Figure 6.. PLC is required for canonical NLRP3 activity

(A and B) Cell death (A) and IL-1β production (B) in LPS-primed (200 ng/mL for 3 h) WT BMDMs in response to 1 h stimulation with 10 mM nigericin in presence of 1 (+) or 10 μM (++)PLA₂ inhibitors ASB1414780 and NAAA or PLC inhibitor U-73122. (C and D) Cell death (C) and IL-1β (D) produced by LPS-primed WT BMDMs stimulated for 1 h with 10 mM nigericin in presence of increasing concentrations of PLC inhibitor U-73122. (E and F) Cell death (E) and IL-1β (F) produced by LPS-primed WT BMDMs stimulated for 30 min with 5 mM ATP in presence of 1 mM ASB14780 (PLA₂ inhibitor) or 1 μM U-73122 (PLC inhibitor). (G) PLC activity of LPS-primed WT BMDMs stimulated with 10 μM nigericin for 1 h in presence of U-73122 or 40 μM AA. *p < 0.05, **p < 0.01, ***p < 0.001, and ****p < 0.0001 (one-way analysis of variance with Tukey’s multiple comparison test or Student’s unpaired t test). Data are from three (E–G) or four (A-D) independent experiments (mean and SEM).

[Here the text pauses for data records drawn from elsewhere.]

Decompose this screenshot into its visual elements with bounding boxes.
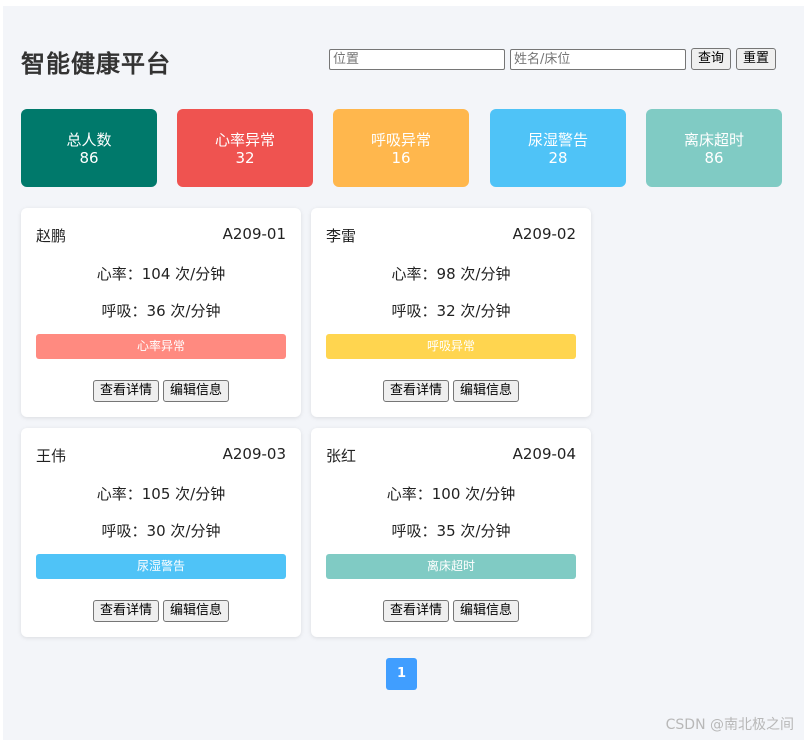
patient-card: 张红 A209-04 心率：100 次/分钟 呼吸：35 次/分钟 离床超时 查… <box>311 428 591 637</box>
page-title: 智能健康平台 <box>21 50 171 78</box>
edit-info-button[interactable]: 编辑信息 <box>163 380 230 402</box>
stat-value: 86 <box>79 149 99 167</box>
view-details-button[interactable]: 查看详情 <box>92 600 159 622</box>
stat-label: 总人数 <box>66 131 112 149</box>
stat-value: 16 <box>391 149 411 167</box>
patient-name: 赵鹏 <box>36 227 67 245</box>
stat-label: 离床超时 <box>683 131 744 149</box>
patient-card: 王伟 A209-03 心率：105 次/分钟 呼吸：30 次/分钟 尿湿警告 查… <box>21 428 301 637</box>
stat-card-total: 总人数 86 <box>21 109 157 187</box>
patient-name: 张红 <box>326 447 357 465</box>
patient-name: 王伟 <box>36 447 67 465</box>
patient-card: 李雷 A209-02 心率：98 次/分钟 呼吸：32 次/分钟 呼吸异常 查看… <box>311 208 591 417</box>
heart-rate-text: 心率：100 次/分钟 <box>386 485 516 503</box>
view-details-button[interactable]: 查看详情 <box>92 380 159 402</box>
edit-info-button[interactable]: 编辑信息 <box>453 380 520 402</box>
query-button[interactable]: 查询 <box>691 48 732 70</box>
breath-rate-text: 呼吸：35 次/分钟 <box>391 522 511 540</box>
heart-rate-text: 心率：98 次/分钟 <box>391 265 511 283</box>
watermark-text: CSDN @南北极之间 <box>665 717 794 733</box>
stat-label: 呼吸异常 <box>370 131 431 149</box>
bed-number: A209-02 <box>512 225 576 243</box>
edit-info-button[interactable]: 编辑信息 <box>163 600 230 622</box>
stat-card-off-bed-timeout: 离床超时 86 <box>646 109 782 187</box>
card-actions: 查看详情 编辑信息 <box>21 380 301 402</box>
status-badge: 呼吸异常 <box>326 334 576 359</box>
stat-card-breath-abnormal: 呼吸异常 16 <box>333 109 469 187</box>
heart-rate-text: 心率：104 次/分钟 <box>96 265 226 283</box>
bed-number: A209-04 <box>512 445 576 463</box>
bed-number: A209-01 <box>222 225 286 243</box>
stat-card-wet-warning: 尿湿警告 28 <box>490 109 626 187</box>
stat-card-heart-rate-abnormal: 心率异常 32 <box>177 109 313 187</box>
page-background: 智能健康平台 查询 重置 总人数 86 心率异常 32 呼吸异常 16 尿湿警告… <box>3 6 804 740</box>
stat-label: 尿湿警告 <box>527 131 588 149</box>
search-bar: 查询 重置 <box>329 48 777 70</box>
patient-card: 赵鹏 A209-01 心率：104 次/分钟 呼吸：36 次/分钟 心率异常 查… <box>21 208 301 417</box>
breath-rate-text: 呼吸：32 次/分钟 <box>391 302 511 320</box>
bed-number: A209-03 <box>222 445 286 463</box>
card-actions: 查看详情 编辑信息 <box>311 600 591 622</box>
pagination-page-button[interactable]: 1 <box>386 658 417 690</box>
card-actions: 查看详情 编辑信息 <box>21 600 301 622</box>
status-badge: 离床超时 <box>326 554 576 579</box>
view-details-button[interactable]: 查看详情 <box>382 380 449 402</box>
reset-button[interactable]: 重置 <box>736 48 777 70</box>
stat-value: 28 <box>548 149 568 167</box>
status-badge: 心率异常 <box>36 334 286 359</box>
name-bed-input[interactable] <box>510 48 686 70</box>
card-actions: 查看详情 编辑信息 <box>311 380 591 402</box>
patient-name: 李雷 <box>326 227 357 245</box>
status-badge: 尿湿警告 <box>36 554 286 579</box>
stat-value: 32 <box>235 149 255 167</box>
heart-rate-text: 心率：105 次/分钟 <box>96 485 226 503</box>
stat-value: 86 <box>704 149 724 167</box>
breath-rate-text: 呼吸：36 次/分钟 <box>101 302 221 320</box>
edit-info-button[interactable]: 编辑信息 <box>453 600 520 622</box>
view-details-button[interactable]: 查看详情 <box>382 600 449 622</box>
breath-rate-text: 呼吸：30 次/分钟 <box>101 522 221 540</box>
location-input[interactable] <box>329 48 505 70</box>
stat-label: 心率异常 <box>214 131 275 149</box>
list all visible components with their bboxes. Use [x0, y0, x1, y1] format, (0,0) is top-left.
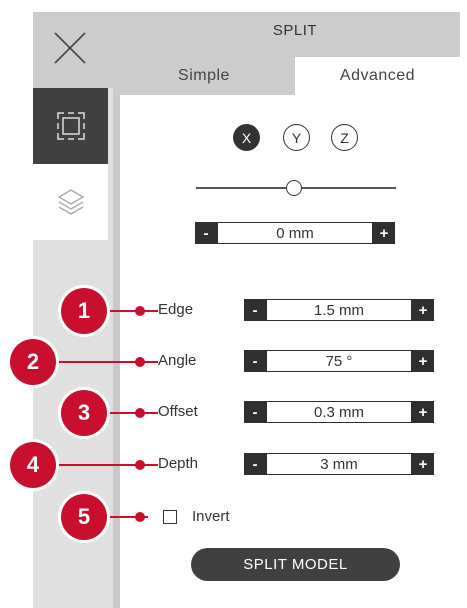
tab-simple[interactable]: Simple	[113, 57, 295, 95]
offset-value[interactable]: 0.3 mm	[266, 401, 412, 423]
angle-value[interactable]: 75 °	[266, 350, 412, 372]
edge-label: Edge	[158, 301, 194, 318]
callout-5-badge: 5	[61, 494, 107, 540]
callout-connector	[108, 310, 158, 312]
callout-1-badge: 1	[61, 288, 107, 334]
invert-checkbox[interactable]	[163, 510, 177, 524]
invert-label[interactable]: Invert	[192, 508, 230, 525]
angle-label: Angle	[158, 352, 197, 369]
callout-dot	[135, 512, 145, 522]
position-stepper: - 0 mm +	[195, 222, 395, 244]
callout-4-badge: 4	[10, 442, 56, 488]
layers-icon	[57, 189, 84, 215]
offset-label: Offset	[158, 403, 198, 420]
axis-x-button[interactable]: X	[233, 124, 260, 151]
position-decrement-button[interactable]: -	[195, 222, 217, 244]
callout-2-badge: 2	[10, 339, 56, 385]
edge-stepper: - 1.5 mm +	[244, 299, 434, 321]
angle-decrement-button[interactable]: -	[244, 350, 266, 372]
callout-3-badge: 3	[61, 390, 107, 436]
axis-y-button[interactable]: Y	[283, 124, 310, 151]
callout-dot	[135, 460, 145, 470]
close-button[interactable]	[33, 12, 113, 88]
position-value[interactable]: 0 mm	[217, 222, 373, 244]
tab-advanced[interactable]: Advanced	[295, 57, 460, 95]
angle-increment-button[interactable]: +	[412, 350, 434, 372]
depth-value[interactable]: 3 mm	[266, 453, 412, 475]
angle-stepper: - 75 ° +	[244, 350, 434, 372]
position-slider-thumb[interactable]	[286, 180, 302, 196]
callout-dot	[135, 408, 145, 418]
callout-dot	[135, 306, 145, 316]
offset-stepper: - 0.3 mm +	[244, 401, 434, 423]
callout-connector	[108, 412, 158, 414]
split-model-button[interactable]: SPLIT MODEL	[191, 548, 400, 581]
edge-value[interactable]: 1.5 mm	[266, 299, 412, 321]
offset-decrement-button[interactable]: -	[244, 401, 266, 423]
edge-increment-button[interactable]: +	[412, 299, 434, 321]
close-icon	[54, 32, 86, 64]
depth-stepper: - 3 mm +	[244, 453, 434, 475]
depth-label: Depth	[158, 455, 199, 472]
panel-title: SPLIT	[272, 22, 318, 39]
sidebar-item-split[interactable]	[33, 88, 108, 164]
depth-increment-button[interactable]: +	[412, 453, 434, 475]
position-increment-button[interactable]: +	[373, 222, 395, 244]
axis-z-button[interactable]: Z	[331, 124, 358, 151]
split-frame-icon	[56, 112, 85, 140]
depth-decrement-button[interactable]: -	[244, 453, 266, 475]
callout-dot	[135, 357, 145, 367]
offset-increment-button[interactable]: +	[412, 401, 434, 423]
edge-decrement-button[interactable]: -	[244, 299, 266, 321]
sidebar-item-layers[interactable]	[33, 164, 108, 240]
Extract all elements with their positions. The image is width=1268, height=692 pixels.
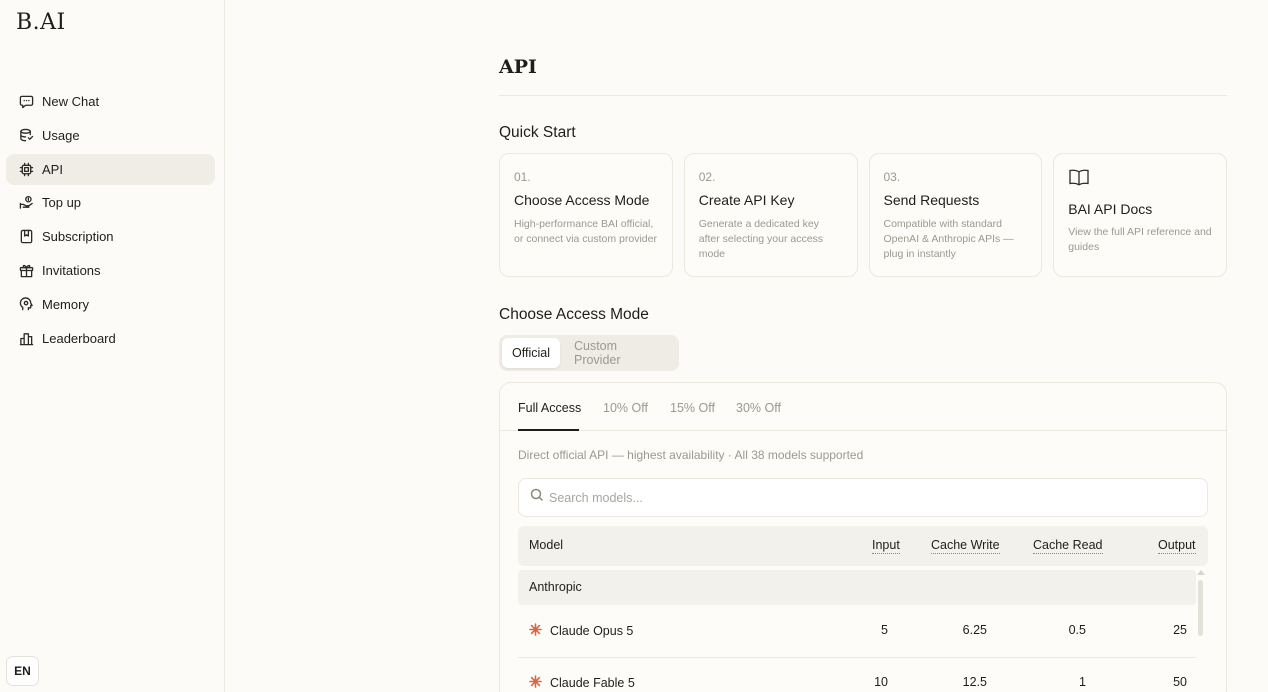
- chip-icon: [18, 161, 34, 177]
- cache-write-price: 12.5: [962, 675, 987, 689]
- input-price: 10: [874, 675, 888, 689]
- quick-start-card-docs[interactable]: BAI API Docs View the full API reference…: [1053, 153, 1227, 277]
- sidebar-item-memory[interactable]: Memory: [6, 289, 215, 320]
- quick-start-card-requests[interactable]: 03. Send Requests Compatible with standa…: [868, 153, 1043, 277]
- card-description: View the full API reference and guides: [1068, 226, 1212, 253]
- search-icon: [530, 488, 549, 507]
- sidebar-item-top-up[interactable]: Top up: [6, 187, 215, 218]
- card-title: Create API Key: [698, 192, 795, 208]
- hand-coin-icon: [18, 195, 34, 211]
- sidebar-item-subscription[interactable]: Subscription: [6, 221, 215, 252]
- chat-bubble-icon: [18, 94, 34, 110]
- quick-start-title: Quick Start: [499, 124, 576, 141]
- scroll-up-arrow-icon[interactable]: [1197, 570, 1205, 575]
- column-header-model: Model: [529, 538, 564, 552]
- output-price: 50: [1173, 675, 1187, 689]
- brain-icon: [18, 296, 34, 312]
- sidebar-item-label: Top up: [42, 195, 82, 211]
- quick-start-cards: 01. Choose Access Mode High-performance …: [499, 153, 1227, 277]
- sidebar-item-label: New Chat: [42, 94, 100, 109]
- cache-read-price: 1: [1079, 675, 1086, 689]
- quick-start-card-api-key[interactable]: 02. Create API Key Generate a dedicated …: [683, 153, 858, 277]
- provider-group-header: Anthropic: [518, 570, 1196, 605]
- access-mode-segmented-control: Official Custom Provider: [499, 335, 679, 371]
- bookmark-icon: [18, 229, 34, 245]
- sidebar-item-label: Memory: [42, 296, 89, 312]
- leaderboard-icon: [18, 330, 34, 346]
- sidebar-nav: New Chat Usage API Top up Subscription I…: [6, 86, 215, 356]
- card-description: Compatible with standard OpenAI & Anthro…: [883, 218, 1014, 260]
- model-name: Claude Opus 5: [550, 624, 634, 638]
- anthropic-logo-icon: [529, 623, 550, 639]
- divider: [499, 95, 1227, 96]
- card-title: Send Requests: [883, 192, 980, 208]
- active-tab-indicator: [518, 429, 579, 431]
- column-header-input[interactable]: Input: [872, 538, 900, 554]
- sidebar-item-label: Leaderboard: [42, 330, 116, 346]
- column-header-cache-write[interactable]: Cache Write: [931, 538, 1000, 554]
- sidebar-item-label: Invitations: [42, 262, 101, 278]
- sidebar-item-label: Subscription: [42, 229, 114, 245]
- step-number: 02.: [698, 170, 716, 184]
- model-name: Claude Fable 5: [550, 676, 635, 690]
- access-mode-panel: Full Access 10% Off 15% Off 30% Off Dire…: [499, 382, 1227, 692]
- gift-icon: [18, 262, 34, 278]
- tab-15-off[interactable]: 15% Off: [670, 401, 715, 415]
- table-row[interactable]: Claude Opus 5 5 6.25 0.5 25: [518, 605, 1196, 657]
- column-header-cache-read[interactable]: Cache Read: [1033, 538, 1103, 554]
- anthropic-logo-icon: [529, 675, 550, 691]
- card-title: BAI API Docs: [1068, 201, 1153, 217]
- model-search: [518, 478, 1208, 517]
- cache-read-price: 0.5: [1068, 623, 1086, 637]
- access-mode-description: Direct official API — highest availabili…: [518, 448, 864, 462]
- sidebar-item-invitations[interactable]: Invitations: [6, 255, 215, 286]
- database-icon: [18, 127, 34, 143]
- search-input[interactable]: [549, 490, 1189, 505]
- card-description: Generate a dedicated key after selecting…: [698, 218, 824, 260]
- sidebar-item-api[interactable]: API: [6, 153, 215, 185]
- sidebar-item-label: API: [42, 161, 63, 177]
- step-number: 03.: [883, 170, 901, 184]
- sidebar-item-new-chat[interactable]: New Chat: [6, 86, 215, 117]
- table-scrollbar[interactable]: [1197, 570, 1205, 692]
- tab-30-off[interactable]: 30% Off: [736, 401, 781, 415]
- input-price: 5: [881, 623, 888, 637]
- scrollbar-thumb[interactable]: [1198, 580, 1203, 636]
- column-header-output[interactable]: Output: [1158, 538, 1196, 554]
- tab-full-access[interactable]: Full Access: [518, 401, 581, 415]
- card-description: High-performance BAI official, or connec…: [514, 218, 657, 245]
- segment-custom-provider[interactable]: Custom Provider: [564, 338, 676, 368]
- page-title: API: [499, 56, 537, 78]
- access-mode-title: Choose Access Mode: [499, 306, 649, 323]
- book-icon: [1068, 169, 1090, 192]
- logo[interactable]: B.AI: [16, 10, 66, 35]
- sidebar-item-usage[interactable]: Usage: [6, 120, 215, 151]
- language-button[interactable]: EN: [6, 656, 39, 686]
- table-row[interactable]: Claude Fable 5 10 12.5 1 50: [518, 657, 1196, 692]
- sidebar: B.AI New Chat Usage API Top up Subscript…: [0, 0, 225, 692]
- table-header: Model Input Cache Write Cache Read Outpu…: [518, 526, 1208, 566]
- sidebar-item-leaderboard[interactable]: Leaderboard: [6, 323, 215, 354]
- segment-official[interactable]: Official: [502, 338, 560, 368]
- output-price: 25: [1173, 623, 1187, 637]
- step-number: 01.: [514, 170, 531, 184]
- model-name-cell: Claude Opus 5: [529, 623, 633, 639]
- card-title: Choose Access Mode: [514, 192, 650, 208]
- pricing-tabs: Full Access 10% Off 15% Off 30% Off: [500, 383, 1226, 431]
- tab-10-off[interactable]: 10% Off: [603, 401, 648, 415]
- cache-write-price: 6.25: [962, 623, 987, 637]
- model-name-cell: Claude Fable 5: [529, 675, 635, 691]
- sidebar-item-label: Usage: [42, 127, 80, 143]
- quick-start-card-access-mode[interactable]: 01. Choose Access Mode High-performance …: [499, 153, 673, 277]
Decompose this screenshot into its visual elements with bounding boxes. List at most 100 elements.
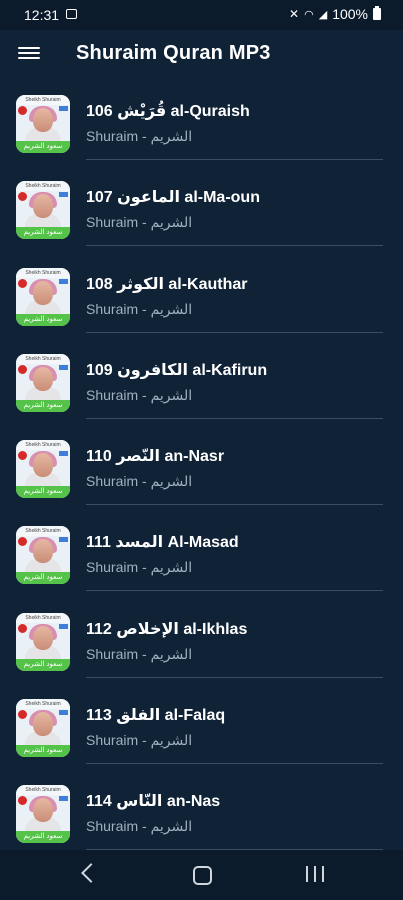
surah-title: 113 الفلق al-Falaq	[86, 707, 226, 725]
surah-title: 111 المسد Al-Masad	[86, 534, 239, 552]
divider	[86, 417, 383, 419]
reciter-thumbnail: Sheikh Shuraim سعود الشريم	[16, 699, 70, 758]
list-item[interactable]: Sheikh Shuraim سعود الشريم 113 الفلق al-…	[0, 692, 403, 778]
hamburger-icon-line	[18, 47, 40, 49]
thumbnail-footer: سعود الشريم	[16, 658, 70, 671]
thumbnail-banner: Sheikh Shuraim	[16, 181, 70, 192]
thumbnail-footer: سعود الشريم	[16, 313, 70, 326]
reciter-thumbnail: Sheikh Shuraim سعود الشريم	[16, 526, 70, 585]
back-button[interactable]	[81, 863, 101, 883]
surah-title: 107 الماعون al-Ma-oun	[86, 189, 260, 207]
divider	[86, 676, 383, 678]
battery-icon	[373, 6, 381, 20]
reciter-name: Shuraim - الشريم	[86, 386, 193, 403]
tag-icon	[59, 278, 68, 284]
reciter-thumbnail: Sheikh Shuraim سعود الشريم	[16, 785, 70, 844]
app-bar: Shuraim Quran MP3	[0, 30, 403, 78]
surah-title: 110 النّصر an-Nasr	[86, 448, 225, 466]
thumbnail-footer: سعود الشريم	[16, 399, 70, 412]
divider	[86, 504, 383, 506]
thumbnail-banner: Sheikh Shuraim	[16, 526, 70, 537]
reciter-thumbnail: Sheikh Shuraim سعود الشريم	[16, 353, 70, 412]
tag-icon	[59, 106, 68, 111]
record-dot-icon	[18, 106, 27, 115]
battery-percent: 100%	[332, 6, 368, 22]
tag-icon	[59, 623, 68, 629]
home-button[interactable]	[193, 866, 212, 885]
surah-title: 109 الكافرون al-Kafirun	[86, 361, 268, 379]
tag-icon	[59, 796, 68, 802]
divider	[86, 763, 383, 765]
signal-icon: ◢	[318, 8, 328, 21]
list-item[interactable]: Sheikh Shuraim سعود الشريم 111 المسد Al-…	[0, 519, 403, 605]
list-item[interactable]: Sheikh Shuraim سعود الشريم 109 الكافرون …	[0, 347, 403, 433]
reciter-name: Shuraim - الشريم	[86, 128, 193, 144]
thumbnail-banner: Sheikh Shuraim	[16, 699, 70, 710]
status-time: 12:31	[24, 7, 60, 23]
thumbnail-footer: سعود الشريم	[16, 486, 70, 499]
navigation-bar	[0, 850, 403, 900]
reciter-name: Shuraim - الشريم	[86, 214, 193, 231]
record-dot-icon	[18, 364, 27, 374]
surah-title: 114 النّاس an-Nas	[86, 793, 221, 811]
surah-title: 112 الإخلاص al-Ikhlas	[86, 620, 248, 638]
list-item[interactable]: Sheikh Shuraim سعود الشريم 110 النّصر an…	[0, 433, 403, 519]
record-dot-icon	[18, 278, 27, 288]
reciter-name: Shuraim - الشريم	[86, 645, 193, 662]
reciter-name: Shuraim - الشريم	[86, 300, 193, 317]
hamburger-icon-line	[18, 52, 40, 54]
record-dot-icon	[18, 623, 27, 633]
wifi-icon: ◠	[304, 8, 314, 21]
record-dot-icon	[18, 537, 27, 547]
reciter-thumbnail: Sheikh Shuraim سعود الشريم	[16, 612, 70, 671]
thumbnail-footer: سعود الشريم	[16, 141, 70, 153]
divider	[86, 245, 383, 247]
mute-icon: ✕	[289, 7, 300, 21]
tag-icon	[59, 537, 68, 543]
list-item[interactable]: Sheikh Shuraim سعود الشريم 108 الكوثر al…	[0, 261, 403, 347]
reciter-name: Shuraim - الشريم	[86, 473, 193, 490]
surah-title: 106 قُرَيْش al-Quraish	[86, 103, 250, 120]
reciter-thumbnail: Sheikh Shuraim سعود الشريم	[16, 181, 70, 240]
image-notification-icon	[66, 9, 77, 19]
status-bar: 12:31 ✕ ◠ ◢ 100%	[0, 0, 403, 30]
tag-icon	[59, 451, 68, 457]
list-item[interactable]: Sheikh Shuraim سعود الشريم 107 الماعون a…	[0, 174, 403, 260]
reciter-face	[33, 194, 53, 219]
reciter-face	[33, 625, 53, 650]
reciter-face	[33, 366, 53, 391]
reciter-face	[33, 712, 53, 737]
record-dot-icon	[18, 710, 27, 720]
app-title: Shuraim Quran MP3	[76, 42, 271, 64]
thumbnail-footer: سعود الشريم	[16, 831, 70, 844]
reciter-face	[33, 280, 53, 305]
reciter-face	[33, 798, 53, 823]
thumbnail-banner: Sheikh Shuraim	[16, 612, 70, 623]
divider	[86, 331, 383, 333]
record-dot-icon	[18, 451, 27, 461]
list-item[interactable]: Sheikh Shuraim سعود الشريم 112 الإخلاص a…	[0, 606, 403, 692]
recents-button[interactable]	[306, 866, 324, 882]
menu-button[interactable]	[18, 44, 40, 62]
thumbnail-banner: Sheikh Shuraim	[16, 785, 70, 796]
reciter-thumbnail: Sheikh Shuraim سعود الشريم	[16, 440, 70, 499]
status-right: ✕ ◠ ◢ 100%	[289, 6, 381, 22]
list-item[interactable]: Sheikh Shuraim سعود الشريم 106 قُرَيْش a…	[0, 88, 403, 174]
thumbnail-banner: Sheikh Shuraim	[16, 440, 70, 451]
reciter-face	[33, 108, 53, 132]
surah-list: Sheikh Shuraim سعود الشريم 106 قُرَيْش a…	[0, 88, 403, 865]
reciter-thumbnail: Sheikh Shuraim سعود الشريم	[16, 95, 70, 153]
thumbnail-banner: Sheikh Shuraim	[16, 353, 70, 364]
reciter-face	[33, 539, 53, 564]
record-dot-icon	[18, 192, 27, 202]
hamburger-icon-line	[18, 57, 40, 59]
surah-title: 108 الكوثر al-Kauthar	[86, 275, 248, 293]
reciter-thumbnail: Sheikh Shuraim سعود الشريم	[16, 267, 70, 326]
divider	[86, 159, 383, 160]
tag-icon	[59, 192, 68, 198]
tag-icon	[59, 710, 68, 716]
reciter-name: Shuraim - الشريم	[86, 732, 193, 749]
divider	[86, 590, 383, 592]
record-dot-icon	[18, 796, 27, 806]
thumbnail-banner: Sheikh Shuraim	[16, 267, 70, 278]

Figure 7.. AA inhibits PKC, PKD, and JNK

(A and B) Cell death (A) and IL-1β production (B) in THP-1 cells primed with LPS (200 ng/mL, 3 h) followed by stimulation with nigericin (10 μM, 1 h) in presence of PKC inhibitor (sotrastaurin, 10 μM), PKD inhibitor (CRT006601, 10 μM), JNK inhibitor (SP600125, 10 μM), AA (40 μM), or LCA (30 μM). (C and D) Immunoblots (C) and densitometric quantification (D) of THP-1 cells primed with LPS (200 ng/mL, 3 h) and stimulated with nigericin (10 μM) in presence of AA (40 μM) or LCA (30 μM) for up to 60 min. (E and F) Cell death (E) and IL-1β production (F) in THP-1 cells primed with Pam3CSK4 (200 ng/mL, 4 h) followed by stimulation with PA (500 μM, 16 h) in presence of PKC inhibitor (sotrastaurin, 10 μM), PKD inhibitor (CRT006601, 10 μM), JNK inhibitor (SP600125, 10 μM), AA (40 μM), or LCA (30 μM). (G and H) Quantification of p-JNK (G) and nuclear p-c-Jun (H) in THP-1 cells primed with Pam3CSK4 (200 ng/mL, 4 h) after stimulation with PA (500 μM, 24 h) in presence of 40 μM AA. THP-1 cells were differentiated with PMA (200 ng/mL) for 24 h followed by 24 h washout prior to the experiments. *p < 0.05, **p < 0.01, ***p < 0.001, and ****p < 0.0001 in comparison to nigericin-treated cells (A and B) or PA-treated cells (E and F) unless indicated otherwise (one-way analysis of variance with Tukey’s multiple comparison test). n.s., not significant. Data are from three (C and D), four (A, B, E, and F), or five (G and H) independent experiments (mean and SEM).